The couple and friends set out after the ceremony to walk from the church to the house where the wedding breakfast was to be held. Nearly there, they were surrounded by a troop of FTP
maquisards
, who locked the couple and the bride’s mother with the priest in one room and the photographer in another. At gunpoint all the other guests were interrogated and made to prove their identity before being released. Interrogation of bride, groom and priest lasted for the rest of the day. Towards dusk, with the photographer and the bride’s mother, they were driven in a van 30km to the group’s temporary headquarters in the Château de Pressac.

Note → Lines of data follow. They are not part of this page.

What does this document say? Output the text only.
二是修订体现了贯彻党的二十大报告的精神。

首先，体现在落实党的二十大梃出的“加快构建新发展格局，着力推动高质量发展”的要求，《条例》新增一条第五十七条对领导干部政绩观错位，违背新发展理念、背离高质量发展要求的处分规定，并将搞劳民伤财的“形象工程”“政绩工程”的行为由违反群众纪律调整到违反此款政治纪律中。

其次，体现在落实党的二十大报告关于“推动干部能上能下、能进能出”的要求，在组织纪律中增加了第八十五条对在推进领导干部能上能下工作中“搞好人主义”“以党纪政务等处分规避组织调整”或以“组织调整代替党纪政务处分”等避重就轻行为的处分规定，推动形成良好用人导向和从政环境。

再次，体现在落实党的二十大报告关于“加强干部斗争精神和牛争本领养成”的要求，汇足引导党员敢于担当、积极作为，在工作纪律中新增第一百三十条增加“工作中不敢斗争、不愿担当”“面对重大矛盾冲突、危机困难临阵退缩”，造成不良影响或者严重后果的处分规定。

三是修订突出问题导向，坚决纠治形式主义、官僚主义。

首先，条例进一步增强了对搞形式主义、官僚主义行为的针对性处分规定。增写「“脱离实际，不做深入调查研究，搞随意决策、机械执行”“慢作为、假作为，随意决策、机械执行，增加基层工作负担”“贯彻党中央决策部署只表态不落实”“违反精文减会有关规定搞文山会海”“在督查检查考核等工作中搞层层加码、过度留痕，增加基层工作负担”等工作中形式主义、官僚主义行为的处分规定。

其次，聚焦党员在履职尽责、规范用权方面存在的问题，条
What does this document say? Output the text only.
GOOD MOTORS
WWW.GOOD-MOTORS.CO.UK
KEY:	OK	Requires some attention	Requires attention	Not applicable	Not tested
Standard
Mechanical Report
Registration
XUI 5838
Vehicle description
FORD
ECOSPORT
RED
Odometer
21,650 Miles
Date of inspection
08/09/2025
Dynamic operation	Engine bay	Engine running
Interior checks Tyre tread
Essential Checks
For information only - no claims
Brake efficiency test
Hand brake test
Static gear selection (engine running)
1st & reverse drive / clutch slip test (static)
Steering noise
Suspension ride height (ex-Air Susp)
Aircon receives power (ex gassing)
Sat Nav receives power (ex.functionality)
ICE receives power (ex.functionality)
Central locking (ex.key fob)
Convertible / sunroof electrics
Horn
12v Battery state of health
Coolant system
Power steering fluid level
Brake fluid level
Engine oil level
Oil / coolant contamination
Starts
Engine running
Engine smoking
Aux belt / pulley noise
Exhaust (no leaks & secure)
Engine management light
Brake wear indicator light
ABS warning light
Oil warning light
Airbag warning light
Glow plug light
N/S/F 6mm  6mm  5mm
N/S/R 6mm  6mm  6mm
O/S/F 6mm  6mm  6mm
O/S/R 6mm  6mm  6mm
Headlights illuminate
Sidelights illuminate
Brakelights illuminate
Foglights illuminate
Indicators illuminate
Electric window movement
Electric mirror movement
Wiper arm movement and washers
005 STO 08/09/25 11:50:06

There, violence towards the prisoners was so excessive that their leader ‘Colonel’ Bernard threatened to shoot dead the next man who touched them.

Despite this, a mock trial was held, the evidence against Françoise boiling down to a Milice badge found in her bedroom and a diary, in which she had recorded joining the Milice on 3 May 1943. She pleaded that she had only attended a few meetings and left the organisation three months later. The page for 7 August, on which the resignation was clearly noted, was torn out of the diary by her accusers, saying that they decided what proof to take in evidence and what to disregard. The following day Françoise was constantly insulted by her captors and made to scrub floors in her soiled wedding dress. Growing tired of this around 9 p.m., they shot her – still in her wedding dress.